The Pursuit of Ambiguity
You know... those targets with a chewy center and the flavor you just can't place.
“Structural integrity is necessary for existential longevity”, 2014, 8”.5x11”, digital. Image for an as-of-yet unreleased zine project.
This is what I’m thinking about today - in regards to knowing what my creative life is about. Or for. Or something.
When you stop consistently making work, your creativity can easily slip into artifice. It becomes your profile bio (did you see mine?! pfft), or the way you position yourself in conversations. It could become an epitaph on your headstone. For now it's just a text-based version of an old hoodie from college that you keep trying to pull off but your partner is like “seriously you can’t wear that anymore who even are you right now!?”
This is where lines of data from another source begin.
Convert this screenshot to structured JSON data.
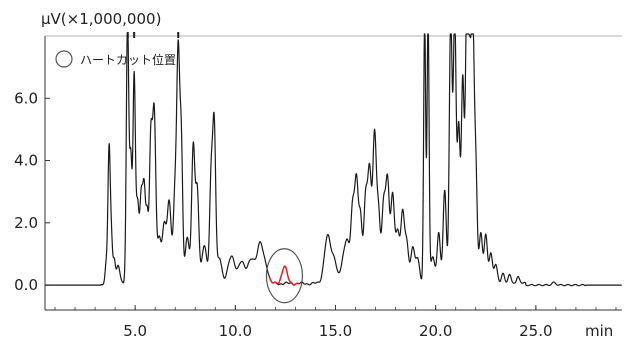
{
  "chart_data": {
    "type": "line",
    "ylabel": "µV(×1,000,000)",
    "x_unit": "min",
    "xlim": [
      0.5,
      29.3
    ],
    "ylim": [
      -0.8,
      8.0
    ],
    "x_ticks": [
      {
        "value": 5.0,
        "label": "5.0"
      },
      {
        "value": 10.0,
        "label": "10.0"
      },
      {
        "value": 15.0,
        "label": "15.0"
      },
      {
        "value": 20.0,
        "label": "20.0"
      },
      {
        "value": 25.0,
        "label": "25.0"
      }
    ],
    "y_ticks": [
      {
        "value": 0.0,
        "label": "0.0"
      },
      {
        "value": 2.0,
        "label": "2.0"
      },
      {
        "value": 4.0,
        "label": "4.0"
      },
      {
        "value": 6.0,
        "label": "6.0"
      }
    ],
    "legend": {
      "label": "ハートカット位置",
      "marker": "circle",
      "placement": "top-left"
    },
    "colors": {
      "trace": "#1a1a1a",
      "highlight": "#e02020",
      "circle": "#555555"
    },
    "baseline": 0.0,
    "peaks": [
      {
        "t": 3.55,
        "h": 0.55,
        "w": 0.05
      },
      {
        "t": 3.7,
        "h": 4.4,
        "w": 0.06
      },
      {
        "t": 3.82,
        "h": 1.2,
        "w": 0.05
      },
      {
        "t": 3.95,
        "h": 0.8,
        "w": 0.06
      },
      {
        "t": 4.15,
        "h": 0.6,
        "w": 0.08
      },
      {
        "t": 4.62,
        "h": 8.5,
        "w": 0.06
      },
      {
        "t": 4.78,
        "h": 4.0,
        "w": 0.06
      },
      {
        "t": 4.95,
        "h": 6.6,
        "w": 0.06
      },
      {
        "t": 5.12,
        "h": 2.5,
        "w": 0.07
      },
      {
        "t": 5.3,
        "h": 2.7,
        "w": 0.07
      },
      {
        "t": 5.45,
        "h": 3.0,
        "w": 0.07
      },
      {
        "t": 5.6,
        "h": 2.0,
        "w": 0.06
      },
      {
        "t": 5.78,
        "h": 4.5,
        "w": 0.07
      },
      {
        "t": 5.95,
        "h": 5.5,
        "w": 0.08
      },
      {
        "t": 6.2,
        "h": 1.4,
        "w": 0.09
      },
      {
        "t": 6.45,
        "h": 1.8,
        "w": 0.1
      },
      {
        "t": 6.7,
        "h": 2.6,
        "w": 0.1
      },
      {
        "t": 7.0,
        "h": 3.0,
        "w": 0.09
      },
      {
        "t": 7.15,
        "h": 6.6,
        "w": 0.07
      },
      {
        "t": 7.3,
        "h": 4.6,
        "w": 0.07
      },
      {
        "t": 7.6,
        "h": 1.5,
        "w": 0.1
      },
      {
        "t": 7.9,
        "h": 4.4,
        "w": 0.08
      },
      {
        "t": 8.1,
        "h": 3.0,
        "w": 0.08
      },
      {
        "t": 8.45,
        "h": 1.2,
        "w": 0.12
      },
      {
        "t": 8.8,
        "h": 3.6,
        "w": 0.08
      },
      {
        "t": 8.95,
        "h": 4.7,
        "w": 0.07
      },
      {
        "t": 9.2,
        "h": 0.8,
        "w": 0.12
      },
      {
        "t": 9.8,
        "h": 0.85,
        "w": 0.18
      },
      {
        "t": 10.3,
        "h": 0.7,
        "w": 0.15
      },
      {
        "t": 10.8,
        "h": 0.8,
        "w": 0.18
      },
      {
        "t": 11.25,
        "h": 1.25,
        "w": 0.16
      },
      {
        "t": 11.55,
        "h": 0.4,
        "w": 0.12
      },
      {
        "t": 12.45,
        "h": 0.55,
        "w": 0.13,
        "highlight": true
      },
      {
        "t": 14.6,
        "h": 1.5,
        "w": 0.16
      },
      {
        "t": 14.95,
        "h": 0.7,
        "w": 0.14
      },
      {
        "t": 15.4,
        "h": 0.8,
        "w": 0.12
      },
      {
        "t": 15.6,
        "h": 1.2,
        "w": 0.1
      },
      {
        "t": 15.85,
        "h": 2.4,
        "w": 0.09
      },
      {
        "t": 16.05,
        "h": 3.2,
        "w": 0.09
      },
      {
        "t": 16.25,
        "h": 2.0,
        "w": 0.08
      },
      {
        "t": 16.5,
        "h": 2.7,
        "w": 0.09
      },
      {
        "t": 16.7,
        "h": 3.5,
        "w": 0.09
      },
      {
        "t": 16.95,
        "h": 4.8,
        "w": 0.09
      },
      {
        "t": 17.15,
        "h": 2.2,
        "w": 0.08
      },
      {
        "t": 17.4,
        "h": 2.5,
        "w": 0.09
      },
      {
        "t": 17.6,
        "h": 3.2,
        "w": 0.09
      },
      {
        "t": 17.85,
        "h": 2.8,
        "w": 0.09
      },
      {
        "t": 18.1,
        "h": 1.6,
        "w": 0.1
      },
      {
        "t": 18.35,
        "h": 2.2,
        "w": 0.09
      },
      {
        "t": 18.55,
        "h": 1.3,
        "w": 0.09
      },
      {
        "t": 18.85,
        "h": 1.1,
        "w": 0.1
      },
      {
        "t": 19.1,
        "h": 0.8,
        "w": 0.1
      },
      {
        "t": 19.45,
        "h": 8.5,
        "w": 0.05
      },
      {
        "t": 19.62,
        "h": 8.5,
        "w": 0.05
      },
      {
        "t": 19.85,
        "h": 0.9,
        "w": 0.1
      },
      {
        "t": 20.15,
        "h": 1.6,
        "w": 0.08
      },
      {
        "t": 20.45,
        "h": 3.0,
        "w": 0.08
      },
      {
        "t": 20.75,
        "h": 8.5,
        "w": 0.07
      },
      {
        "t": 20.95,
        "h": 8.5,
        "w": 0.07
      },
      {
        "t": 21.15,
        "h": 5.0,
        "w": 0.07
      },
      {
        "t": 21.35,
        "h": 6.5,
        "w": 0.07
      },
      {
        "t": 21.55,
        "h": 8.5,
        "w": 0.07
      },
      {
        "t": 21.7,
        "h": 6.3,
        "w": 0.07
      },
      {
        "t": 21.85,
        "h": 8.0,
        "w": 0.07
      },
      {
        "t": 22.0,
        "h": 3.7,
        "w": 0.07
      },
      {
        "t": 22.25,
        "h": 1.6,
        "w": 0.08
      },
      {
        "t": 22.5,
        "h": 1.6,
        "w": 0.08
      },
      {
        "t": 22.75,
        "h": 1.0,
        "w": 0.08
      },
      {
        "t": 23.0,
        "h": 0.6,
        "w": 0.08
      },
      {
        "t": 23.35,
        "h": 0.35,
        "w": 0.08
      },
      {
        "t": 23.7,
        "h": 0.25,
        "w": 0.08
      },
      {
        "t": 24.1,
        "h": 0.25,
        "w": 0.07
      },
      {
        "t": 25.9,
        "h": 0.08,
        "w": 0.1
      }
    ],
    "highlight_window": [
      11.7,
      13.2
    ],
    "highlight_circle_center": {
      "t": 12.45,
      "v": 0.3
    }
  }
}
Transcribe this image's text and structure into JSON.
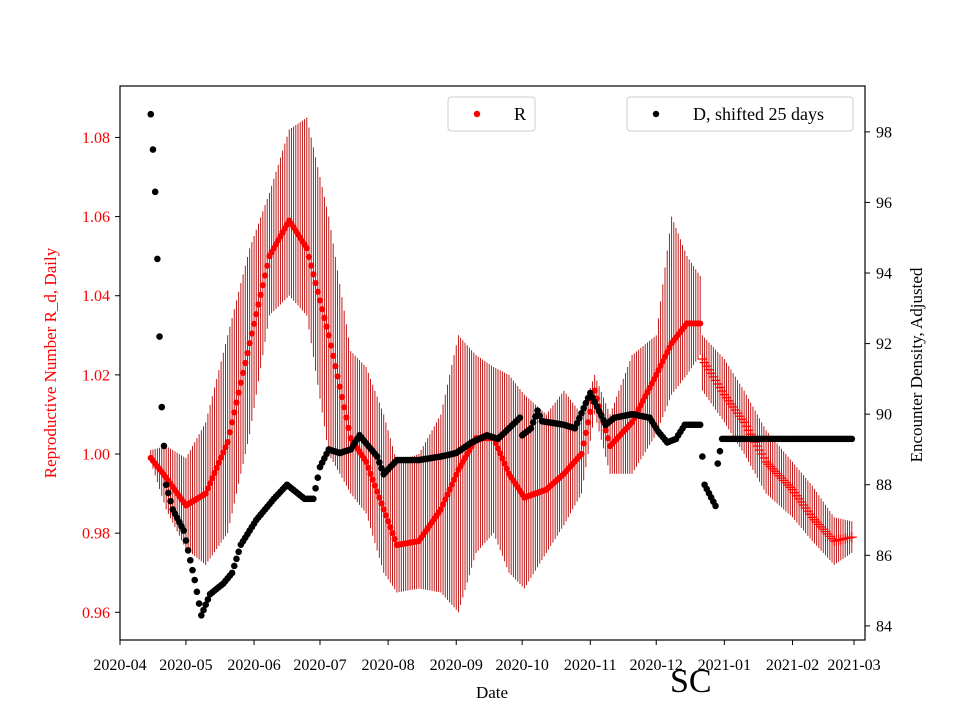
{
  "chart_data": {
    "type": "scatter",
    "state_label": "SC",
    "xlabel": "Date",
    "ylabel_left": "Reproductive Number R_d, Daily",
    "ylabel_right": "Encounter Density, Adjusted",
    "x_range": [
      "2020-04-01",
      "2021-03-06"
    ],
    "x_ticks": [
      "2020-04",
      "2020-05",
      "2020-06",
      "2020-07",
      "2020-08",
      "2020-09",
      "2020-10",
      "2020-11",
      "2020-12",
      "2021-01",
      "2021-02",
      "2021-03"
    ],
    "y_left_range": [
      0.953,
      1.093
    ],
    "y_left_ticks": [
      "0.96",
      "0.98",
      "1.00",
      "1.02",
      "1.04",
      "1.06",
      "1.08"
    ],
    "y_right_range": [
      83.6,
      99.3
    ],
    "y_right_ticks": [
      "84",
      "86",
      "88",
      "90",
      "92",
      "94",
      "96",
      "98"
    ],
    "legend": [
      "R",
      "D, shifted 25 days"
    ],
    "colors": {
      "R": "#ff0000",
      "R_errorbar": "#bb0000",
      "D": "#000000",
      "left_axis": "#ff0000"
    },
    "R_series": {
      "name": "R",
      "dot_start": "2020-04-15",
      "dot_end": "2020-12-21",
      "cross_start": "2020-12-22",
      "cross_end": "2021-02-28",
      "anchors": [
        [
          "2020-04-15",
          0.999,
          0.998,
          1.001
        ],
        [
          "2020-04-22",
          0.994,
          0.986,
          1.002
        ],
        [
          "2020-05-01",
          0.987,
          0.976,
          0.999
        ],
        [
          "2020-05-10",
          0.99,
          0.972,
          1.008
        ],
        [
          "2020-05-20",
          1.003,
          0.98,
          1.03
        ],
        [
          "2020-05-30",
          1.028,
          1.005,
          1.052
        ],
        [
          "2020-06-08",
          1.05,
          1.035,
          1.066
        ],
        [
          "2020-06-17",
          1.059,
          1.04,
          1.082
        ],
        [
          "2020-06-25",
          1.052,
          1.035,
          1.085
        ],
        [
          "2020-07-05",
          1.03,
          1.0,
          1.06
        ],
        [
          "2020-07-15",
          1.004,
          0.99,
          1.026
        ],
        [
          "2020-07-22",
          0.998,
          0.985,
          1.022
        ],
        [
          "2020-07-30",
          0.986,
          0.97,
          1.01
        ],
        [
          "2020-08-05",
          0.977,
          0.965,
          0.998
        ],
        [
          "2020-08-15",
          0.978,
          0.966,
          1.0
        ],
        [
          "2020-08-25",
          0.986,
          0.965,
          1.01
        ],
        [
          "2020-09-02",
          0.996,
          0.96,
          1.03
        ],
        [
          "2020-09-10",
          1.004,
          0.975,
          1.025
        ],
        [
          "2020-09-18",
          1.004,
          0.98,
          1.022
        ],
        [
          "2020-09-25",
          0.995,
          0.97,
          1.02
        ],
        [
          "2020-10-02",
          0.989,
          0.966,
          1.015
        ],
        [
          "2020-10-12",
          0.991,
          0.975,
          1.01
        ],
        [
          "2020-10-20",
          0.995,
          0.982,
          1.016
        ],
        [
          "2020-10-28",
          1.0,
          0.99,
          1.01
        ],
        [
          "2020-11-03",
          1.016,
          1.01,
          1.02
        ],
        [
          "2020-11-10",
          1.002,
          0.995,
          1.01
        ],
        [
          "2020-11-20",
          1.008,
          0.995,
          1.025
        ],
        [
          "2020-12-01",
          1.02,
          1.005,
          1.03
        ],
        [
          "2020-12-08",
          1.028,
          1.015,
          1.06
        ],
        [
          "2020-12-15",
          1.033,
          1.02,
          1.05
        ],
        [
          "2020-12-21",
          1.033,
          1.025,
          1.045
        ],
        [
          "2020-12-22",
          1.024,
          1.016,
          1.03
        ],
        [
          "2021-01-01",
          1.015,
          1.008,
          1.024
        ],
        [
          "2021-01-10",
          1.008,
          1.0,
          1.016
        ],
        [
          "2021-01-20",
          0.998,
          0.99,
          1.006
        ],
        [
          "2021-02-01",
          0.991,
          0.984,
          0.998
        ],
        [
          "2021-02-10",
          0.984,
          0.978,
          0.992
        ],
        [
          "2021-02-20",
          0.978,
          0.972,
          0.984
        ],
        [
          "2021-02-28",
          0.979,
          0.975,
          0.983
        ]
      ]
    },
    "D_series": {
      "name": "D, shifted 25 days",
      "points": [
        [
          "2020-04-15",
          98.5
        ],
        [
          "2020-04-16",
          97.5
        ],
        [
          "2020-04-17",
          96.3
        ],
        [
          "2020-04-18",
          94.4
        ],
        [
          "2020-04-19",
          92.2
        ],
        [
          "2020-04-20",
          90.2
        ],
        [
          "2020-04-22",
          88.0
        ],
        [
          "2020-04-25",
          87.3
        ],
        [
          "2020-04-30",
          86.7
        ],
        [
          "2020-05-05",
          85.3
        ],
        [
          "2020-05-08",
          84.3
        ],
        [
          "2020-05-12",
          84.9
        ],
        [
          "2020-05-18",
          85.2
        ],
        [
          "2020-05-22",
          85.5
        ],
        [
          "2020-05-26",
          86.3
        ],
        [
          "2020-06-02",
          87.0
        ],
        [
          "2020-06-10",
          87.6
        ],
        [
          "2020-06-16",
          88.0
        ],
        [
          "2020-06-20",
          87.8
        ],
        [
          "2020-06-24",
          87.6
        ],
        [
          "2020-06-28",
          87.6
        ],
        [
          "2020-07-01",
          88.5
        ],
        [
          "2020-07-05",
          89.0
        ],
        [
          "2020-07-10",
          88.9
        ],
        [
          "2020-07-15",
          89.0
        ],
        [
          "2020-07-19",
          89.4
        ],
        [
          "2020-07-23",
          89.1
        ],
        [
          "2020-07-27",
          88.8
        ],
        [
          "2020-07-30",
          88.3
        ],
        [
          "2020-08-05",
          88.7
        ],
        [
          "2020-08-15",
          88.7
        ],
        [
          "2020-08-25",
          88.8
        ],
        [
          "2020-09-01",
          88.9
        ],
        [
          "2020-09-08",
          89.2
        ],
        [
          "2020-09-15",
          89.4
        ],
        [
          "2020-09-20",
          89.3
        ],
        [
          "2020-09-25",
          89.6
        ],
        [
          "2020-09-30",
          89.9
        ],
        [
          "2020-10-01",
          89.4
        ],
        [
          "2020-10-05",
          89.6
        ],
        [
          "2020-10-08",
          90.1
        ],
        [
          "2020-10-10",
          89.8
        ],
        [
          "2020-10-20",
          89.7
        ],
        [
          "2020-10-25",
          89.6
        ],
        [
          "2020-11-01",
          90.6
        ],
        [
          "2020-11-08",
          89.7
        ],
        [
          "2020-11-12",
          89.9
        ],
        [
          "2020-11-20",
          90.0
        ],
        [
          "2020-11-28",
          89.9
        ],
        [
          "2020-12-02",
          89.5
        ],
        [
          "2020-12-06",
          89.2
        ],
        [
          "2020-12-10",
          89.3
        ],
        [
          "2020-12-14",
          89.7
        ],
        [
          "2020-12-21",
          89.7
        ],
        [
          "2020-12-22",
          88.8
        ],
        [
          "2020-12-23",
          88.0
        ],
        [
          "2020-12-28",
          87.4
        ],
        [
          "2020-12-29",
          88.6
        ],
        [
          "2020-12-31",
          89.3
        ],
        [
          "2021-02-28",
          89.3
        ]
      ]
    }
  }
}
Others have said this, but to re-establish the point - being an artist is an act. An ongoing process. If it's not happening, then it has only happened. Like that time you ran the last ten yards and went to state. It’s gross. Just like that sports analogy.
Don’t be like that sports analogy.
One has to decide what being the artist is for and why it’s important. Making art (or whatever you create and put into the world for yourself) is only like "breathing" if you are in the act of doing it. But when it's dropped out of your life... what does that hoodie look like now?
To be effective in my art practice, I need that 10,000 foot gut-check from time to time. I need to recognize in myself that I have a need for some certainty in my actions - a habit. And to maintain this, I need clarity of awareness. An answer as to why I'm doing it in order to be consistent in my pursuit of ambiguity.
Which is what an art practice really is, after all. One makes work because you don’t know or fully understand a thing. Knowing the whys and hows comes after and in-between.
Understanding why you work can bring a new level of confidence and consistency to what you do. Especially in the dark ages of content-for-likes, and conceptual-less beauty-for-tiny-devices that may not actually scale well into the meat-space. You can look at my art on your phone from your toilet if you want. But just know that there is real purpose in what drove it into existence.
Riddle me this: How do you keep a grip on the purpose of your work?